A pesar de su reciente resurrección, sin embargo, Comstock no fue completamente victorioso, ni siquiera en su propio tiempo. Los moralistas del siglo XIX “lucharon una batalla cuesta arriba,” como escribe Davis. Abundaban los eufemismos; en un giro particularmente satisfactorio, “jeringa Comstock” se convirtió en argot para un cierto anticonceptivo, y las tasas de natalidad continuaron disminuyendo. Los bares clandestinos prosperaron en la Edad Dorada, y a finales de 1800 y principios de 1900, el deseo homosexual floreció detrás de escena en sociedades secretas, en bailes de drag en Harlem y entre mujeres cantantes de blues que actuaban con chisteras y frac. En capítulos que se centran en personajes memorables, algunos de ellos famosos y otros simplemente civiles privados, Davis desentierra detalles verdaderamente novelescos y, a menudo, verdaderamente conmovedores sobre la vida homosexual.
A ojos reaccionarios, concluye, los años de 1938 a la actualidad han visto una procesión de desastres incesantes.
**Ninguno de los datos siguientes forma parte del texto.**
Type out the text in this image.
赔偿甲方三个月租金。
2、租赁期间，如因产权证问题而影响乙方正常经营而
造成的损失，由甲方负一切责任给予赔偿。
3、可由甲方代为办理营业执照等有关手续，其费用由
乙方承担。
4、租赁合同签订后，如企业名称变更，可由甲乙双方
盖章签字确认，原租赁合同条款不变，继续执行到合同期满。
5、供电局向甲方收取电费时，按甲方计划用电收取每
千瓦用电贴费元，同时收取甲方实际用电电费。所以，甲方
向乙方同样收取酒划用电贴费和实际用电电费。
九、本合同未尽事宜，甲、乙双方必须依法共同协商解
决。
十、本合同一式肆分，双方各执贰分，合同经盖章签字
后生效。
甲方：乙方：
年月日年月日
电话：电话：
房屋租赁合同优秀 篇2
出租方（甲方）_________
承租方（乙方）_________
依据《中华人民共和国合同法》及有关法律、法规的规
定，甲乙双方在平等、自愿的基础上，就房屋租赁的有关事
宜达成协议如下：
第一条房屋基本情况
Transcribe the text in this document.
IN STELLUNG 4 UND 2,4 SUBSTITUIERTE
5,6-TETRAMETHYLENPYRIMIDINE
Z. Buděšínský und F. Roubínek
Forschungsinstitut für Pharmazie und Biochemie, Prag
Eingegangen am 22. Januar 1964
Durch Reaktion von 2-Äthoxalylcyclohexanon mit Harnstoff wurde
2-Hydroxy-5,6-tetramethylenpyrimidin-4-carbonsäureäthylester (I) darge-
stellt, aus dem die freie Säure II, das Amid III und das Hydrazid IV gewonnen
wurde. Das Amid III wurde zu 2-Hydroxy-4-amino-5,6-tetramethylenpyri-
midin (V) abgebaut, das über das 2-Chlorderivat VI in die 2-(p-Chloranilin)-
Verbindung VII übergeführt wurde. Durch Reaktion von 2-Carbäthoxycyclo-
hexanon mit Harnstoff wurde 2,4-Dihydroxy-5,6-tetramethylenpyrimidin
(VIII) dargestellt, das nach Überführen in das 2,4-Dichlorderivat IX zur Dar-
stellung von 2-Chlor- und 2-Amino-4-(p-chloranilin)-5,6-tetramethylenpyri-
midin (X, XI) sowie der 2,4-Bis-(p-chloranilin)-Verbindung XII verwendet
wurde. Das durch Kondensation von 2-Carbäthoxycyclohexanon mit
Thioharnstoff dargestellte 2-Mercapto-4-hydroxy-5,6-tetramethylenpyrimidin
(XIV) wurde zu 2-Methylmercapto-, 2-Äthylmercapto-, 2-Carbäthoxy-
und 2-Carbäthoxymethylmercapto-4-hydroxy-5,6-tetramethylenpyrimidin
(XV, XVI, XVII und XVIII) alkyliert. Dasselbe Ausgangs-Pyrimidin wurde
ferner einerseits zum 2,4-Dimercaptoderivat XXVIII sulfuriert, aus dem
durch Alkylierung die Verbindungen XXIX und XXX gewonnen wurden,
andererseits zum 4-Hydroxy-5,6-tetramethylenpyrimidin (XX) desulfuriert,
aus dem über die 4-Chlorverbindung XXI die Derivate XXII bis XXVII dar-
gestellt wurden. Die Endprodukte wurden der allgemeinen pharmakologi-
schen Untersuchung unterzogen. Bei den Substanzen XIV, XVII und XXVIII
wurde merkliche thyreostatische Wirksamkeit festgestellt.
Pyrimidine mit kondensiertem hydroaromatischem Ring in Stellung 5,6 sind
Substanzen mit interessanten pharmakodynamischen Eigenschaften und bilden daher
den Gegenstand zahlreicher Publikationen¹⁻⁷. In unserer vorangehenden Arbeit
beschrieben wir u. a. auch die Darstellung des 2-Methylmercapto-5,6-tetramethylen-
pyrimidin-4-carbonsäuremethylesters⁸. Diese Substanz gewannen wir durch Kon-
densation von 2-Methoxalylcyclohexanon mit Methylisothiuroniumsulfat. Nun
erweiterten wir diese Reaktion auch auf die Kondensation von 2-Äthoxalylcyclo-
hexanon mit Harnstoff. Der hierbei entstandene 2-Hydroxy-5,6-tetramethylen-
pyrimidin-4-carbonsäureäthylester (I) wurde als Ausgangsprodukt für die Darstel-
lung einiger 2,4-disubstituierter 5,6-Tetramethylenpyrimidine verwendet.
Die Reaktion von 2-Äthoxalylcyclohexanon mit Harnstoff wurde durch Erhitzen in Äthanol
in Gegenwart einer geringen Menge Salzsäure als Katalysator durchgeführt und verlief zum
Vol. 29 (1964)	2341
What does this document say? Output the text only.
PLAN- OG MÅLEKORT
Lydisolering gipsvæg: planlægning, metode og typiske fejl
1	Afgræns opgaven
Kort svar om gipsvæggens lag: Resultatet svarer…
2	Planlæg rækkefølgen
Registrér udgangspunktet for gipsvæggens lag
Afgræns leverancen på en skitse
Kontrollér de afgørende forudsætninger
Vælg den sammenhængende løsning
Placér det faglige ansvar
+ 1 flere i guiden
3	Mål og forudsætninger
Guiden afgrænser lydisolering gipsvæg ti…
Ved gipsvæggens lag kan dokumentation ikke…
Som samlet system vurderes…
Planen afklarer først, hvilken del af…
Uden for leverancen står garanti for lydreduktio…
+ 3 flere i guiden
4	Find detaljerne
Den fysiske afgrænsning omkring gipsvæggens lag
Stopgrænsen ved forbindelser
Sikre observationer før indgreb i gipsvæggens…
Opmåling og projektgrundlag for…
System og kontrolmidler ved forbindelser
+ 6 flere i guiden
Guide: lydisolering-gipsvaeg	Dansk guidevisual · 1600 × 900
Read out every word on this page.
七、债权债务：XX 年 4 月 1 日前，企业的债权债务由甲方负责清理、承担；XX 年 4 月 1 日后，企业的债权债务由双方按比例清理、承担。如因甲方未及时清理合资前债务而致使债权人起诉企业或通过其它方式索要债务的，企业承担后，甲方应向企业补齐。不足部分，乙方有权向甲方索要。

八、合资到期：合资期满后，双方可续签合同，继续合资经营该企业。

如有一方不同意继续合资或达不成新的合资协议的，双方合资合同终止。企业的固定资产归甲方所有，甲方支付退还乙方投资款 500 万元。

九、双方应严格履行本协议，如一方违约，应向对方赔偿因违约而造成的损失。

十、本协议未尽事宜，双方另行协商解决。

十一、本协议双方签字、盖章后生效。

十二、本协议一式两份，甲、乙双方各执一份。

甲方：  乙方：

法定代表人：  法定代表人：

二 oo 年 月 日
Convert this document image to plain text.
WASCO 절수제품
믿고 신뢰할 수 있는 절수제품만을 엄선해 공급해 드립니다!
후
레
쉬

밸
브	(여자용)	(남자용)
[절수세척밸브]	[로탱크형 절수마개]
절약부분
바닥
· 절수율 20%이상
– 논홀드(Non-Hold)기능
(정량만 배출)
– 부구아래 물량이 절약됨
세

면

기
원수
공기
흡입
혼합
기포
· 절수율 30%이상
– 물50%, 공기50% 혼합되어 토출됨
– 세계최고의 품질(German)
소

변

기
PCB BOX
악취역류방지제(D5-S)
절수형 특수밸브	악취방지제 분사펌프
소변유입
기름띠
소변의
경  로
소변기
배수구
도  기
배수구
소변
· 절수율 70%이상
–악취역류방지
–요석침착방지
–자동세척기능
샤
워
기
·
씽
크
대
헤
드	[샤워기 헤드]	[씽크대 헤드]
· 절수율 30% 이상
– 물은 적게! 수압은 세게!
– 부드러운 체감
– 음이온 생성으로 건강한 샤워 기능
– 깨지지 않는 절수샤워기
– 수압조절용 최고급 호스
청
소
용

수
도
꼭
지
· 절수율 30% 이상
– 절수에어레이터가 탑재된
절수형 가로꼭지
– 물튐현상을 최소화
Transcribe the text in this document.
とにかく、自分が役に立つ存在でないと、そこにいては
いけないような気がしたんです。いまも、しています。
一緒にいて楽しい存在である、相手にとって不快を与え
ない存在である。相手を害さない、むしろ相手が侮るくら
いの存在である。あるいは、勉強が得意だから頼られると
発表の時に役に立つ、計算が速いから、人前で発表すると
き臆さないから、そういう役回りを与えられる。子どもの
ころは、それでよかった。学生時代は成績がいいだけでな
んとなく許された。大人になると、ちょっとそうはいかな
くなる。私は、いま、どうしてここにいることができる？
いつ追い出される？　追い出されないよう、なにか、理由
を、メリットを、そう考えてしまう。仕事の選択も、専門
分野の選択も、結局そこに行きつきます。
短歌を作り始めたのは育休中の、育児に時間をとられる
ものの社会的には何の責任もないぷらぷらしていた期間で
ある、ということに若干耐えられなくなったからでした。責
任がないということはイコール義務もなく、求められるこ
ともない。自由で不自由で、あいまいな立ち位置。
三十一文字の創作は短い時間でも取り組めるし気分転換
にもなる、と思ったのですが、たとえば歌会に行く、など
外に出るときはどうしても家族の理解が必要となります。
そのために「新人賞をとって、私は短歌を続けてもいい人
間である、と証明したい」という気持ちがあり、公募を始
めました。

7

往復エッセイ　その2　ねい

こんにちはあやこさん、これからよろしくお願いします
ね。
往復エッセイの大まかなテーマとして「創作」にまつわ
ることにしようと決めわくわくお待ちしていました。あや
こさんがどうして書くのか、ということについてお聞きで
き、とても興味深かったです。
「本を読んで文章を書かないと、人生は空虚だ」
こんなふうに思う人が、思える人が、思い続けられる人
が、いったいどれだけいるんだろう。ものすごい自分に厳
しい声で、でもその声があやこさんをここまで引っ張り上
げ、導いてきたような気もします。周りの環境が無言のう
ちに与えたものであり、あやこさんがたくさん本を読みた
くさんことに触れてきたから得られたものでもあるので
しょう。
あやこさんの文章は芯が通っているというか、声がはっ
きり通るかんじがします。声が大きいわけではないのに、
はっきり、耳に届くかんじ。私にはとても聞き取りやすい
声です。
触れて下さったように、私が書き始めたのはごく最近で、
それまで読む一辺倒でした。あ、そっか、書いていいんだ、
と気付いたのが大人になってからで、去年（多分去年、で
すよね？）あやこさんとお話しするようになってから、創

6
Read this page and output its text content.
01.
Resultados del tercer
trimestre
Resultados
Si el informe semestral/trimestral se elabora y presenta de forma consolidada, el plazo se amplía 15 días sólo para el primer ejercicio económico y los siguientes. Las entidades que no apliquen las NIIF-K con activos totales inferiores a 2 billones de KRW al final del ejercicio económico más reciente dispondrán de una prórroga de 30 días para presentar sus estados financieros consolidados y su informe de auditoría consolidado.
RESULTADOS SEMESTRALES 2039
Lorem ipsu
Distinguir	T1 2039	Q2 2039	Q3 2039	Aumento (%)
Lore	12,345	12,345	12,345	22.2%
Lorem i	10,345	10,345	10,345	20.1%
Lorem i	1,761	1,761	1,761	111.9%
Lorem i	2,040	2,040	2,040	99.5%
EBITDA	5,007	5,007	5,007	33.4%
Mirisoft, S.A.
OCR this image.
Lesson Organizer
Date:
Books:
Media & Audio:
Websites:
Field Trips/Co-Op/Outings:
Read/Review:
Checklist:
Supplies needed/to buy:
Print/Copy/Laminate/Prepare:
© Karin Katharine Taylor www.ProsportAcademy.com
Primero vinieron los informes Kinsey, estudios basados en entrevistas con miles de hombres y mujeres americanos. Publicados en 1948 y 1953, estos documentos enormemente influyentes mostraron que tanto las aventuras homosexuales como el sexo prematrimonial eran bastante comunes: el 50 por ciento de las mujeres encuestadas dijo que habían tenido coito antes del matrimonio, y, según Davis, “los investigadores calcularon que el 37 por ciento de los hombres americanos había tenido al menos un contacto sexual con otro hombre que resultó en un orgasmo.”
Luego vino el feminismo y, tras él, el desarrollo de los programas de educación sexual, que los cristianos conservadores argumentaban eran “comunistas, enseñaban a sus hijos a ser homosexuales, sexualizaban a los niños muy pequeños, exponían a los jóvenes a la pornografía y contribuían a las crecientes tasas de embarazo adolescente.” (hay algo perversamente impresionante en la persistencia con la que han sacado a relucir este guion en las décadas intermedias, sin siquiera insinuar actualizarlo o revisarlo).
Por supuesto, los movimientos progresistas también enfrentaron contratiempos en este último período. A lo largo del siglo XIX, escribe Davis, “las expresiones de deseo homosexual y de otro tipo queer eran comunes y en su mayoría no castigadas.” Hombres y mujeres perseguían discretamente relaciones del mismo sexo en espacios unisex, como el ejército y las escuelas solo para niñas. No fue sino hasta finales de 1800 que los deseos homosexuales fueron nombrados o estudiados, y no fue sino hasta el siglo XX que la manía sociocientífica por taxonomizar (y muy a menudo patologizar) la homosexualidad despegó. La definición fue una espada de doble filo: con el reconocimiento de la identidad homosexual vino la persecución a manos de brigadas de la moralidad homofóbicas, fanáticos religiosos y médicos siniestros que idearon crueles “tratamientos” para deseos que consideraban desviados. Pero la era también anunció la llegada de la organización basada en la identidad que finalmente, aunque tentativamente, fue efectiva.
Se puede argumentar que el conservadurismo sexual es el eje del movimiento contemporáneo MAGA. Es, escribe Davis, “el puente que enlazó a protestantes evangélicos y católicos a través de aguas profundas de diferencias teológicas y culturales.” Ciertamente, es el vínculo entre figuras tan dispares como Matt Walsh, JD Vance y Amy Coney Barrett. No hay nada más americano que la represión, la mojigatería y el fanatismo, excepto, quizá, reunir la valentía para enfrentarse a ellos y defender los transportes de placeres individuales, en toda su gloria y variedad indomables.